ANTI-UNION END FUND BALANCE PROVISIONS
During last legislative session, there was significant contemplation of how to treat end fund balance that is not subject to collective bargaining. Currently, this is set for school districts in the Nevada Administrative Code at not more than 8.3%. Senate Bill 26 would have put this language in the NRS, however it died after a public hearing in the Senate Committee on Government Affairs. Meanwhile, Senate Bill 111 passed into law with the support of both Senators Woodhouse and Denis. SB111 clarified that any monies from the state intended for salary or benefits for the employees of the school district is subject to negotiations with an employee organization.
With almost no discussion at the end of the session, SB543 set the end fund balance for school districts not subject to collective bargaining at 16.6%. This is a gross departure from current practice, policy, and direction of the first 3 months of the last legislative session. Further, this is an anti-union and anti- collective bargaining provision that could unfairly wall off as much as $740M from collective bargaining processes with school districts in FY21.
Senators Woodhouse and Denis say they “view unrestricted ending balances in school district budgets as one-time amounts that should, where necessary, be applied for one-time uses and not ongoing salary or benefit commitments...” While there is a case to be made that unanticipated revenue that is one-time in nature should be programmed as such, that is not the case for better than anticipated revenue from ongoing sources. And that is certainly not the case for ending fund balances that regularly appear at the end of budget year after budget year. A neutral, third-party arbitrator is best position to decide the fate of these funds.
In response to concerns levied about no current educator serving on the Commission on School Funding, Senators Woodhouse and Denis list qualifications related to fiscal policy and school finance. They go on to say, “Educators always have a voice through the public meeting process by being able to provide both written and verbal comments under public comment.” This is patronizing, and Senator Woodhouse as a former President of NSEA should know better. Let’s set aside the fact that there are a number of current educators who also possess qualifications related to finance. Active educators bring to bear the expertise of day to day experience of education in the classroom and at the school site. To relegate active educators to public comment, the same forum that hundreds of educators utilized to express opposition to SB543, is telling. Those most impacted by the deliberations of this Commission have been relegated to the cheap seats.

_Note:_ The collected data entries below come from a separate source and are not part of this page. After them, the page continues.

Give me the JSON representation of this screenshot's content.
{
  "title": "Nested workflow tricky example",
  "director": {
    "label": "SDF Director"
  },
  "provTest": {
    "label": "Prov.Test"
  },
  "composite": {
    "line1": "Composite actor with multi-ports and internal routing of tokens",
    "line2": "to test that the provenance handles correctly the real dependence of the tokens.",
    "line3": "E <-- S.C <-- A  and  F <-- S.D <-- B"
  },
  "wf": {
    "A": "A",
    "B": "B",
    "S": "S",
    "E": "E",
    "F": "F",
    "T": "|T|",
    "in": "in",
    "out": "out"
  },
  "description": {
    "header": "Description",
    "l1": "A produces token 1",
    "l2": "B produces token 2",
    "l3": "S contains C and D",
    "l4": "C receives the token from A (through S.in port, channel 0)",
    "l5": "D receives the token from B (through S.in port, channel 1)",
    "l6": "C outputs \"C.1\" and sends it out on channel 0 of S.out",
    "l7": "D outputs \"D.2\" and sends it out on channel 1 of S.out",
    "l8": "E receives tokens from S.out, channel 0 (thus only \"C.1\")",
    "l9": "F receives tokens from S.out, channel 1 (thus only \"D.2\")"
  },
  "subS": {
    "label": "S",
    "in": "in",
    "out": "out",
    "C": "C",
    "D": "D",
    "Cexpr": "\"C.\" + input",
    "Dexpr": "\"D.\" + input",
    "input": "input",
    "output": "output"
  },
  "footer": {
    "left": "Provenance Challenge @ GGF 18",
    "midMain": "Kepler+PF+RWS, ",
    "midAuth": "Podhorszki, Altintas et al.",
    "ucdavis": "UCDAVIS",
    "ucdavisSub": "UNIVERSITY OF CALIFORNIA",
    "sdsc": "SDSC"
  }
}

While the lack of an active educator voice on this Commission will always remain a concern, our focus is now shifting to making sure the voice of active educators is represented in the Legislature. That is how we intend to Fix543. NSEA has recommended an indefinite delay in the implementation of the new funding formula. If this is done alongside a continuation of the Funding Commission, NSEA would ask that an active educator be included in the composition of the Commission.